Siempre quise ver algo sobrenatural. Una ex novia mía vivió en una casa antigua con el fantasma de su abuela que prendía y apagaba las luces y el equipo de audio en medio de la noche y hacía crispar a la gata, que se encaramaba en armarios y soltaba alaridos. Tuve una alumna particular de inglés que alquiló una casa en la que las repisas se vaciaban delante de sus ojos y las porcelanas estallaban contra el suelo y tuvo que llamar a un pai, un sacerdote o algo así para hacer un exorcismo. Un amigo tuvo una charla serena con su padre muerto: se sentaron a desayunar juntos. Y participé en decenas de rondas donde se contaban historias de miedo y de asombro algo menos creíbles que las anteriores, donde tuve que inventar para hacer mi aporte, pero no me sentía genuino y esa sensación debía traslucirse en mis relatos. Envidiaba a las personas que de veras habían presenciado lo inexplicable.
Cuando me mudé solo a una casa silenciosa (una puerta de entrada y un pasillo con recodos que conducía a los diversos ambientes), varias veces durante las primeras semanas sentí sombras moverse a mis espaldas y creí percibir movimientos en los cuartos a los que estaba a punto de entrar. Me sugestioné bastante un par de veces, y me pareció sentir ruidos en la cocina o en el patio, pero terminé temiendo que entraran ladrones por el techo, y una vez hasta me cubrí la cabeza con la frazada y esperé a que un criminal viniera a despertarme. Pero nada.
Finalmente, el otoño pasado, mi tonto deseo se vio realizado. Había ido a hacer un trámite en el Microcentro y tuve que matar tiempo durante casi una hora. Tenía un libro y la pipa encima, así que me fui a una especie de plaza que hay en Suipacha y Bartolomé Mitre, más que una plaza un pasillo ancho con paredes tapizadas de hiedras; a cada lado un banco de madera que va desde la entrada enrejada hasta el fondo donde hay una fuente; en el medio un par de árboles enflaquecidos y algunas mesas, vacías. Cerca de la fuente un ciruja hacía su siesta y no había nadie más. Yo me senté en el banco de madera de la izquierda, por el medio, cargué la pipa, la prendí y saqué el libro. Como dije, era otoño, y las enredaderas, con toques amarillos, marrones, dorados, estaban menos tupidas y más traslúcidas y las hojas crujientes cubrían el suelo. Pronto comencé a sentir que la enredadera a mis espaldas se agitaba. Pájaros, palomas, pensé. Al rato –no había viento– otro espasmo de la enredadera. ¿Serían ratas? Entonces ocurrió.

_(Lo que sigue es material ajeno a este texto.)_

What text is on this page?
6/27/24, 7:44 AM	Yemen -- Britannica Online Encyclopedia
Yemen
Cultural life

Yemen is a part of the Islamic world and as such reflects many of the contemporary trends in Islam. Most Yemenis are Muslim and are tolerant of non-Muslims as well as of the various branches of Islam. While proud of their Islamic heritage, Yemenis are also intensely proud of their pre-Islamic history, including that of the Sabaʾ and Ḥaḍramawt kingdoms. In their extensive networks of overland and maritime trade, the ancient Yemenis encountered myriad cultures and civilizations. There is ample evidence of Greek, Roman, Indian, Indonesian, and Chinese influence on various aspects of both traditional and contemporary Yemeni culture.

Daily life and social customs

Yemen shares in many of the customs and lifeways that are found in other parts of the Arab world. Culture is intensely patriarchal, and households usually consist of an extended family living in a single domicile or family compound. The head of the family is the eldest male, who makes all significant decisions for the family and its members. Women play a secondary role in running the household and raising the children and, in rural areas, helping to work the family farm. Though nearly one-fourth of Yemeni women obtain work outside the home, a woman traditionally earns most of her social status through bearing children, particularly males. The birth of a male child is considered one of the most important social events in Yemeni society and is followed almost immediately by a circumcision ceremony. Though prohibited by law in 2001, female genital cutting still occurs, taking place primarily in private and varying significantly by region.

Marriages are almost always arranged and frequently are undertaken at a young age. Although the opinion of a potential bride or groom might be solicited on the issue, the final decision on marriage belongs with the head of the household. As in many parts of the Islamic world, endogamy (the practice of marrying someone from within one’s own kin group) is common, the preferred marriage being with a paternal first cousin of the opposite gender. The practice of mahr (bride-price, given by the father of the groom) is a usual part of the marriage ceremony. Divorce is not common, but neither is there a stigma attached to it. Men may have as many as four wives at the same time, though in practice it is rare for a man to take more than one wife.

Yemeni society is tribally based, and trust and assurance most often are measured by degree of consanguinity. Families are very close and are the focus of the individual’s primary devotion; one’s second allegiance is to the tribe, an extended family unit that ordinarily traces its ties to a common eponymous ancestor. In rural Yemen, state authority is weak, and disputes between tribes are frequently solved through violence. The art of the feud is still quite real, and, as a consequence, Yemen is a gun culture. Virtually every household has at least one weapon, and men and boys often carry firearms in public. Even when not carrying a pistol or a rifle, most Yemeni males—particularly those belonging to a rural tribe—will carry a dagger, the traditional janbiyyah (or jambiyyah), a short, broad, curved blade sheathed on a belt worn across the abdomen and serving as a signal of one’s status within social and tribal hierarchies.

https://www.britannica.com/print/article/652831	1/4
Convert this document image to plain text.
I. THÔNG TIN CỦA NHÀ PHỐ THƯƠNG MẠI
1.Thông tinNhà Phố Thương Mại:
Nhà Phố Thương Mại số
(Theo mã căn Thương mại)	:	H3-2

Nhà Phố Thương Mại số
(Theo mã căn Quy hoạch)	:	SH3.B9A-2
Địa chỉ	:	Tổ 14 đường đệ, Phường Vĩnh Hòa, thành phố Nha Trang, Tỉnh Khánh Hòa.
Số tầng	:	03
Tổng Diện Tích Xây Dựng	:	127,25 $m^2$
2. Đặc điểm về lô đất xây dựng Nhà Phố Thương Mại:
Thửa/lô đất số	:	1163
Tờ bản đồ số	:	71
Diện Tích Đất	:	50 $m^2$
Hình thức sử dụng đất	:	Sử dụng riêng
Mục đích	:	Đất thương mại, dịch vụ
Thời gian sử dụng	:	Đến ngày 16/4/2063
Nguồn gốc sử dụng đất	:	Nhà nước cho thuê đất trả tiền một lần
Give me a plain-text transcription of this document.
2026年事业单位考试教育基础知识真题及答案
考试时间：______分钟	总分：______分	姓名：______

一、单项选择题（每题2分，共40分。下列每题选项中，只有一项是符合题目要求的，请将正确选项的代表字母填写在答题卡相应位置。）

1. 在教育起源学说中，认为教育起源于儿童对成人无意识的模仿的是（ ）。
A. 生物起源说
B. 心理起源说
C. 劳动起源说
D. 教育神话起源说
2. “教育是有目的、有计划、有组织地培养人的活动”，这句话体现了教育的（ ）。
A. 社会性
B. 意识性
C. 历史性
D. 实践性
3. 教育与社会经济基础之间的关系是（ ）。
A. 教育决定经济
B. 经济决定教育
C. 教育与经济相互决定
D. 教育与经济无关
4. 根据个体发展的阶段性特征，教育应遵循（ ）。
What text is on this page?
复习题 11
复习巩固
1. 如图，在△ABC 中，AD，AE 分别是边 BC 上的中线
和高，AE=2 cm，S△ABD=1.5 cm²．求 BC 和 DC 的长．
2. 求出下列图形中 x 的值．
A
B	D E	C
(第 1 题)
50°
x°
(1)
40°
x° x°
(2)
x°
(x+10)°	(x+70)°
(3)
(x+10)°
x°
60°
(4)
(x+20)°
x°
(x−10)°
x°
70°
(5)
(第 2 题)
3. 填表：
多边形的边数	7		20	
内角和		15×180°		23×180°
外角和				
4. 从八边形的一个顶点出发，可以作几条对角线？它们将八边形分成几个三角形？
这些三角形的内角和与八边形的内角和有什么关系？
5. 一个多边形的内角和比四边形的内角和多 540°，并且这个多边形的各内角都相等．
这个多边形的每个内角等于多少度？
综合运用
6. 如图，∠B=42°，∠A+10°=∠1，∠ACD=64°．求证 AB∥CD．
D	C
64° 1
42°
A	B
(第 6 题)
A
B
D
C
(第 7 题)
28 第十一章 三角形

Primero sentí el banco vibrar como si alguien se hubiera sentado a mi derecha. Nada. El ciruja seguía durmiendo al fondo. Después las hojas amontonadas a unos pasos, comenzaron a crujir bajo un peso invisible que venía hacia mí. En ese momento, estupefacto, alcé la vista y lo vi: un cigarrillo flotaba en el aire. No le deseo a nadie el estremecimiento que me corrió la columna cuando la voz de un hombre adulto me pidió que no me asustara, que disculpara la interrupción, y me pidió fuego. Era una voz clara, serena, algo tímida. Con el pulso tembloroso, le ofrecí mi encendedor al aire fresco del otoño. Algo lo tomó y el encendedor flotó hasta el cigarrillo, chispeó, soltó la llama amarilla, encendió el cigarrillo, y volvió hacia mí. Gracias, dijo. Después pidió permiso para sentarse, y me contó la historia triste de su vida, todo lo que poco a poco había perdido. Pero eso es otro cuento.